If however we don’t know why connections are growing or if they appear flat but if fact we suspect some classes are growing while others are shrinking so that the net effect is flat growth; or that consumption is changing (as it is in many parts of the country) and this this may somehow be linked to new connections. This is analytics.
- Analytics is a business function; not an IT function
Well, not always but usually. When I started in this field about ten years ago nobody really knew what to do with our team. We were originally part of a project team implementing a large scale CRM system. We were deeply technical when it came to understanding customer data but we weren’t part of IT. We were a “reporting” team but we were also data cube, database and web developers. There was no process for us to have access to a development environment outside of the IT department so we built our own (we bought our own server from Harvey Norman and when we had to move offices we wheeled it across the road on an office chair). We built our own statistical models to allocate sales because the system had not been built to recognise sales when they appeared in the product system. And eventually we started using the data to built predictive models and customer segmentation.
To begin with I think IT saw us as a threat to the safe running of “the system”, but over time we were accepted as a special case. It is true that to this day for an organisation to be truly competitive in analytics it must recognise the analytics teams embedded within the business are deeply technical and need to be treated as a special class of super user.
- Analytics is Agile
This is not a new idea. The best analytics outcomes are performed by small cross functional groups that cover data manipulation, data mining, machine learning and subject matter expertise. The groups are usually small because analytics developed is investigative and generally not hypothesis driven (or if there are hypotheses then there may be many competing ones which need to be tested), and the outputs of very complex analysis can often be disarmingly simple algorithms. It has not been usual for months of development to produce less than 20 lines of code.
- Analytics needs lots of data
Analytics thrives on lots of available data but its not used all of the time. When we are asked about what data we require, the trite answer is “give us everything”. The reason is that results can be biased if only built on part of the data record. That’s not to say that all of the data is used all of the time but a competent analyst will always know what has been excluded or how the data may have been sampled or summarised. For example, we spend a lot of time deciding on whether to treat missing data as null, zero or replace it in some way and the answer is always different depending on the project. In the age of smart grid data where datasets are very large (I have recently seen a ten terabyte table) an analytics environment should regularly build data samples for analytical use (properly randomised of course in consultation with analytics users).

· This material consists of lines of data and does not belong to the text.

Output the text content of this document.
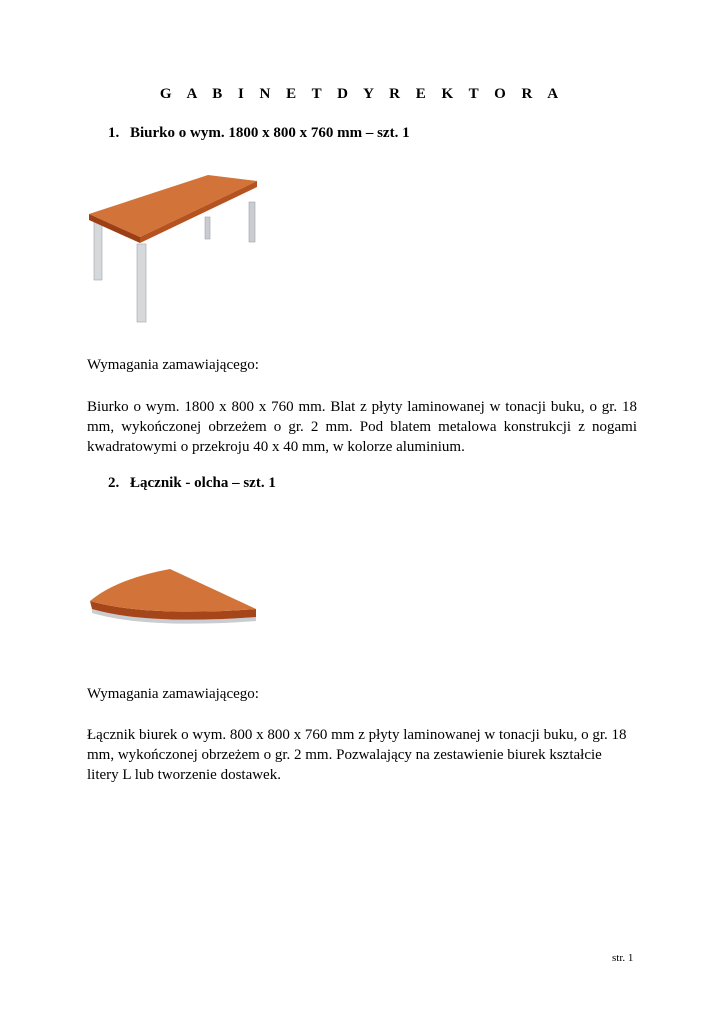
G A B I N E T D Y R E K T O R A
1. Biurko o wym. 1800 x 800 x 760 mm – szt. 1
Wymagania zamawiającego:
Biurko o wym. 1800 x 800 x 760 mm. Blat z płyty laminowanej w tonacji buku, o gr. 18 mm, wykończonej obrzeżem o gr. 2 mm. Pod blatem metalowa konstrukcji z nogami kwadratowymi o przekroju 40 x 40 mm, w kolorze aluminium.
2. Łącznik - olcha – szt. 1
Wymagania zamawiającego:
Łącznik biurek o wym. 800 x 800 x 760 mm z płyty laminowanej w tonacji buku, o gr. 18 mm, wykończonej obrzeżem o gr. 2 mm. Pozwalający na zestawienie biurek kształcie litery L lub tworzenie dostawek.
str. 1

- Analytics takes care of the “T” in ETL
Analytics teams like to take control of the “Transform” part of the ETL process, especially of the transform step involved summarisation or some other change to the data. Because data mining processes can pick up very subtle signals in the data, small changes to the data can lead to bad models being produced, and sometimes the what is considered bad data is an effect of interest to the data miner. For example, “bad” SCADA readings need to be removed from the dataset in order to develop accurate forecasts but the same bad data may be of interest in the building of asset failure models.
- Nothing grows in a sterile garden; don’t over-cleanse your analytics datasets
All raw data is dirty: missing records, poor data entry, mysterious analogue readings get digitised. But as in the example above, dirty data can be a signal worth investigating. Also, because models can be sensitive to outliers the data miner likes to have control over the definition of outlier and it is often a relative measure. If outliers have already been removed then this can cause valid records to be discarded in further outlier removal processes. Of course this needs to be balanced against the possibility that dirty data may lead to false conclusions especially with less experienced analytics users. So the right balance needs to be found but this does not always mean that cleaner is better.
- Be aware of who is doing analytics in your organisation
Because analytics is a technical function but it is embedded in business units and because it is agile by nature, analytics can be a very rapid way to develop value metrics for large system changes. It is good to know who is doing what as this may provide tangible evidence of business value. In most organisations that are doing some analytics, it tends to be in pockets throughout the organisation so it may not be immediately obvious who is doing what and how that might support IT business cases.